The five-member Interdisciplinary Group of Independent Experts (GIEI), comprising jurists and doctors, said they were withdrawing from the investigation due to roadblocks, as the government had failed to give them vital information, Telesur reported.

Obrador's comments came Tuesday after the GIEI submitted their final report, as per NBC News. Obrador, who took office in 2018, had created a "truth commission" in the same year to look into the case. He also renewed the mandate of the GIEI, which had been formed nearly a decade ago.

The missing students were traveling on buses through Iguala to Mexico City for an annual protest when they disappeared on Sept. 26, 2014. Till date, only the remains of three students have been formally identified. Former President Enrique Nieto's administration claimed the students were kidnapped by corrupt police officers and a local drug cartel. The government at the time added that the students were killed and burned.

GIEI's presentation Tuesday said the authorities, including police agencies, army, navy and intelligence services, were aware of the location of the kidnapped college students.

Before the presentation of the group's sixth and final fact-finding report, GIEI panel member Carlos Beristain said during a press conference they all "collaborated to make them (the students) disappear."

The panel also said that it faced consistent opposition and deception from security agencies in Mexico, reported Al Jazeera.

Beristain said these agencies lied to the investigators, and that "they've responded with falsehoods.

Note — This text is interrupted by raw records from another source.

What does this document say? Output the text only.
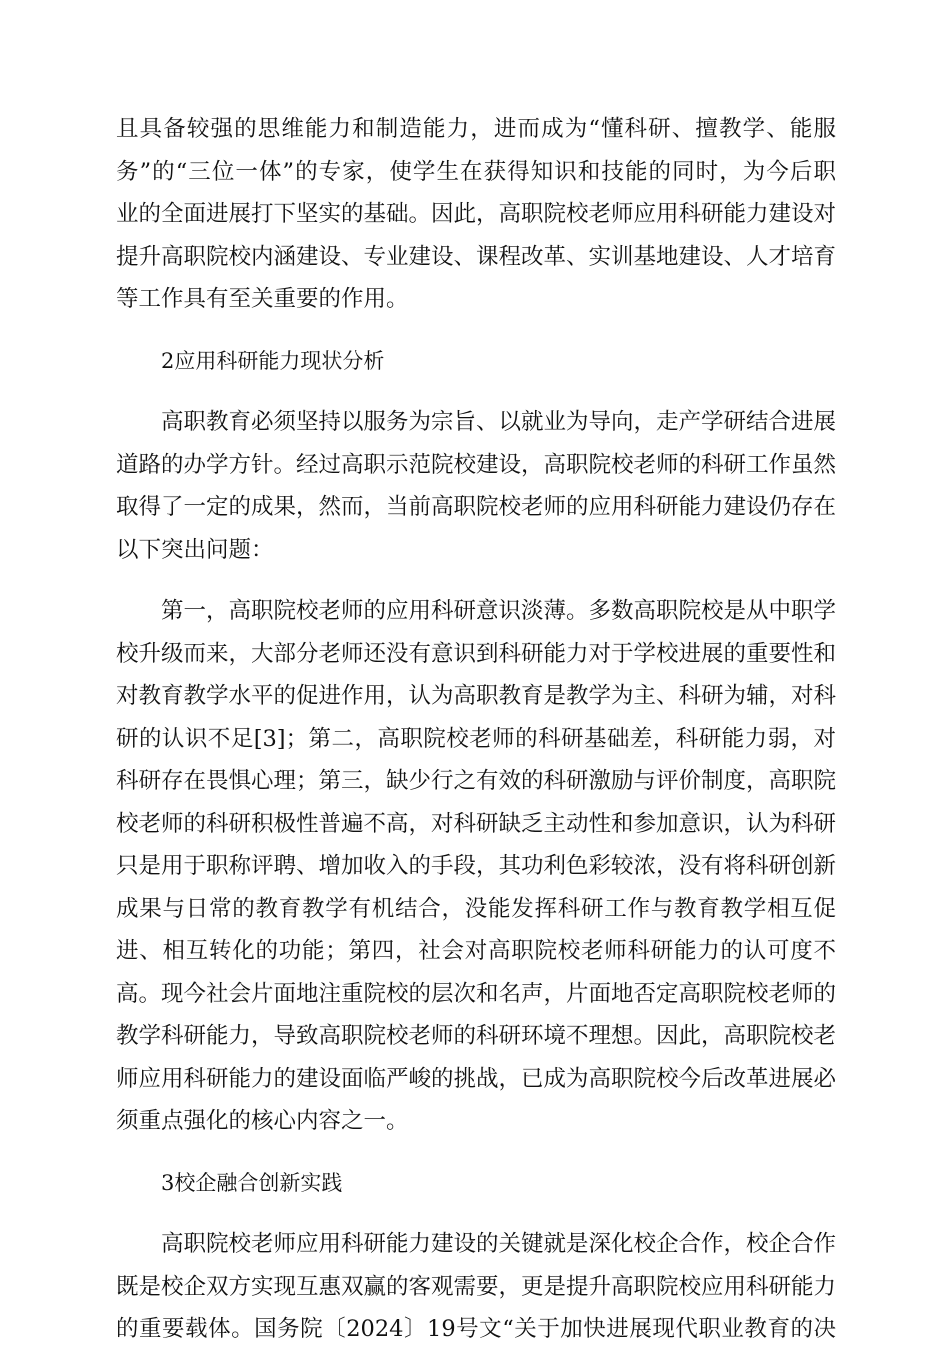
且具备较强的思维能力和制造能力，进而成为“懂科研、擅教学、能服
务”的“三位一体”的专家，使学生在获得知识和技能的同时，为今后职
业的全面进展打下坚实的基础。因此，高职院校老师应用科研能力建设对
提升高职院校内涵建设、专业建设、课程改革、实训基地建设、人才培育
等工作具有至关重要的作用。
2应用科研能力现状分析
高职教育必须坚持以服务为宗旨、以就业为导向，走产学研结合进展
道路的办学方针。经过高职示范院校建设，高职院校老师的科研工作虽然
取得了一定的成果，然而，当前高职院校老师的应用科研能力建设仍存在
以下突出问题：
第一，高职院校老师的应用科研意识淡薄。多数高职院校是从中职学
校升级而来，大部分老师还没有意识到科研能力对于学校进展的重要性和
对教育教学水平的促进作用，认为高职教育是教学为主、科研为辅，对科
研的认识不足[3]；第二，高职院校老师的科研基础差，科研能力弱，对
科研存在畏惧心理；第三，缺少行之有效的科研激励与评价制度，高职院
校老师的科研积极性普遍不高，对科研缺乏主动性和参加意识，认为科研
只是用于职称评聘、增加收入的手段，其功利色彩较浓，没有将科研创新
成果与日常的教育教学有机结合，没能发挥科研工作与教育教学相互促
进、相互转化的功能；第四，社会对高职院校老师科研能力的认可度不
高。现今社会片面地注重院校的层次和名声，片面地否定高职院校老师的
教学科研能力，导致高职院校老师的科研环境不理想。因此，高职院校老
师应用科研能力的建设面临严峻的挑战，已成为高职院校今后改革进展必
须重点强化的核心内容之一。
3校企融合创新实践
高职院校老师应用科研能力建设的关键就是深化校企合作，校企合作
既是校企双方实现互惠双赢的客观需要，更是提升高职院校应用科研能力
的重要载体。国务院〔2024〕19号文“关于加快进展现代职业教育的决
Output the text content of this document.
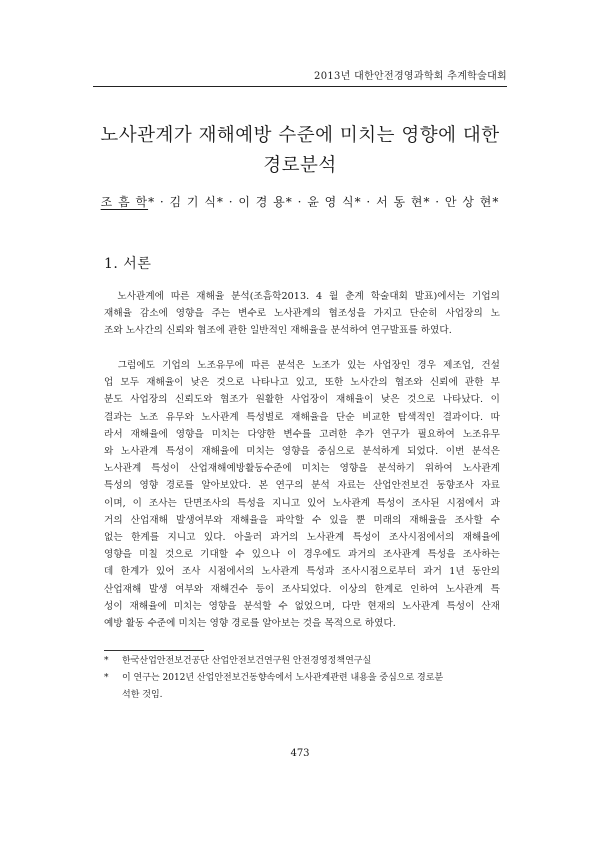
2013년 대한안전경영과학회 추계학술대회
노사관계가 재해예방 수준에 미치는 영향에 대한
경로분석
조 흠 학* · 김 기 식* · 이 경 용* · 윤 영 식* · 서 동 현* · 안 상 현*
1. 서론
　노사관계에 따른 재해율 분석(조흠학2013. 4 월 춘계 학술대회 발표)에서는 기업의
재해율 감소에 영향을 주는 변수로 노사관계의 협조성을 가지고 단순히 사업장의 노
조와 노사간의 신뢰와 협조에 관한 일반적인 재해율을 분석하여 연구발표를 하였다.
　그럼에도 기업의 노조유무에 따른 분석은 노조가 있는 사업장인 경우 제조업, 건설
업 모두 재해율이 낮은 것으로 나타나고 있고, 또한 노사간의 협조와 신뢰에 관한 부
분도 사업장의 신뢰도와 협조가 원활한 사업장이 재해율이 낮은 것으로 나타났다. 이
결과는 노조 유무와 노사관계 특성별로 재해율을 단순 비교한 탐색적인 결과이다. 따
라서 재해율에 영향을 미치는 다양한 변수를 고려한 추가 연구가 필요하여 노조유무
와 노사관계 특성이 재해율에 미치는 영향을 중심으로 분석하게 되었다. 이번 분석은
노사관계 특성이 산업재해예방활동수준에 미치는 영향을 분석하기 위하여 노사관계
특성의 영향 경로를 알아보았다. 본 연구의 분석 자료는 산업안전보건 동향조사 자료
이며, 이 조사는 단면조사의 특성을 지니고 있어 노사관계 특성이 조사된 시점에서 과
거의 산업재해 발생여부와 재해율을 파악할 수 있을 뿐 미래의 재해율을 조사할 수
없는 한계를 지니고 있다. 아울러 과거의 노사관계 특성이 조사시점에서의 재해율에
영향을 미칠 것으로 기대할 수 있으나 이 경우에도 과거의 조사관계 특성을 조사하는
데 한계가 있어 조사 시점에서의 노사관계 특성과 조사시점으로부터 과거 1년 동안의
산업재해 발생 여부와 재해건수 등이 조사되었다. 이상의 한계로 인하여 노사관계 특
성이 재해율에 미치는 영향을 분석할 수 없었으며, 다만 현재의 노사관계 특성이 산재
예방 활동 수준에 미치는 영향 경로를 알아보는 것을 목적으로 하였다.
* 한국산업안전보건공단 산업안전보건연구원 안전경영정책연구실
* 이 연구는 2012년 산업안전보건동향속에서 노사관계관련 내용을 중심으로 경로분
석한 것임.
473
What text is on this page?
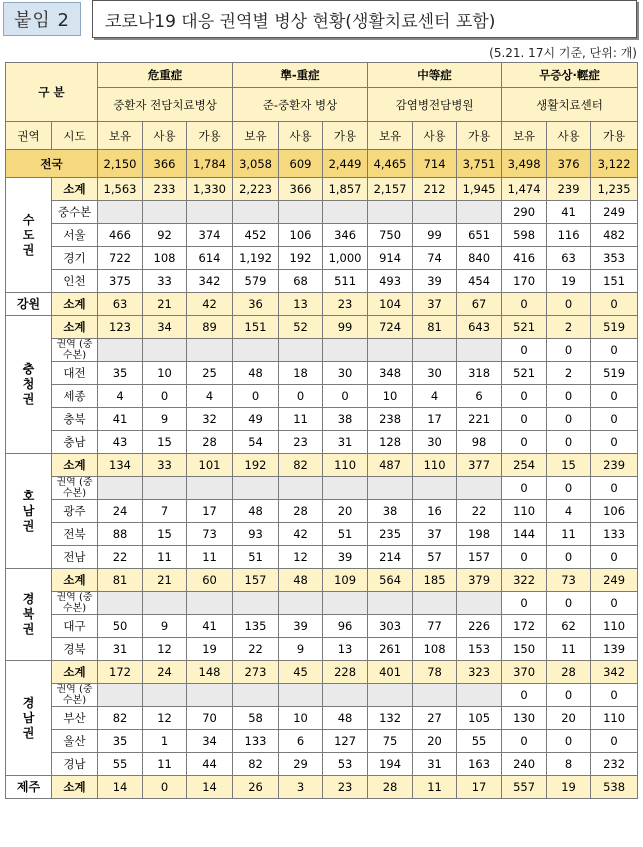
붙임 2	코로나19 대응 권역별 병상 현황(생활치료센터 포함)
(5.21. 17시 기준, 단위: 개)
구 분		危重症			準-重症			中等症			무증상·輕症		
		중환자 전담치료병상			준-중환자 병상			감염병전담병원			생활치료센터		
권역	시도	보유	사용	가용	보유	사용	가용	보유	사용	가용	보유	사용	가용
전국		2,150	366	1,784	3,058	609	2,449	4,465	714	3,751	3,498	376	3,122
수도권	소계	1,563	233	1,330	2,223	366	1,857	2,157	212	1,945	1,474	239	1,235
	중수본										290	41	249
	서울	466	92	374	452	106	346	750	99	651	598	116	482
	경기	722	108	614	1,192	192	1,000	914	74	840	416	63	353
	인천	375	33	342	579	68	511	493	39	454	170	19	151
강원	소계	63	21	42	36	13	23	104	37	67	0	0	0
충청권	소계	123	34	89	151	52	99	724	81	643	521	2	519
	권역 (중수본)										0	0	0
	대전	35	10	25	48	18	30	348	30	318	521	2	519
	세종	4	0	4	0	0	0	10	4	6	0	0	0
	충북	41	9	32	49	11	38	238	17	221	0	0	0
	충남	43	15	28	54	23	31	128	30	98	0	0	0
호남권	소계	134	33	101	192	82	110	487	110	377	254	15	239
	권역 (중수본)										0	0	0
	광주	24	7	17	48	28	20	38	16	22	110	4	106
	전북	88	15	73	93	42	51	235	37	198	144	11	133
	전남	22	11	11	51	12	39	214	57	157	0	0	0
경북권	소계	81	21	60	157	48	109	564	185	379	322	73	249
	권역 (중수본)										0	0	0
	대구	50	9	41	135	39	96	303	77	226	172	62	110
	경북	31	12	19	22	9	13	261	108	153	150	11	139
경남권	소계	172	24	148	273	45	228	401	78	323	370	28	342
	권역 (중수본)										0	0	0
	부산	82	12	70	58	10	48	132	27	105	130	20	110
	울산	35	1	34	133	6	127	75	20	55	0	0	0
	경남	55	11	44	82	29	53	194	31	163	240	8	232
제주	소계	14	0	14	26	3	23	28	11	17	557	19	538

We have no more information."

The panel was critical of the government's initial account of the incident, which alleged that local police had teamed up with local drug groups to kill the students.

GIEI members, who will depart Mexico next week, have also accused security forces of withholding important information. The panel added the authorities used torture to extract false testimonies and obstructing investigative efforts.

The disappearance of the Ayotzinapa 43 has become the largest human rights scandal in modern Mexican history, but so far it's not clear what happened to the students of the Ayotzinapa Rural Teachers' College.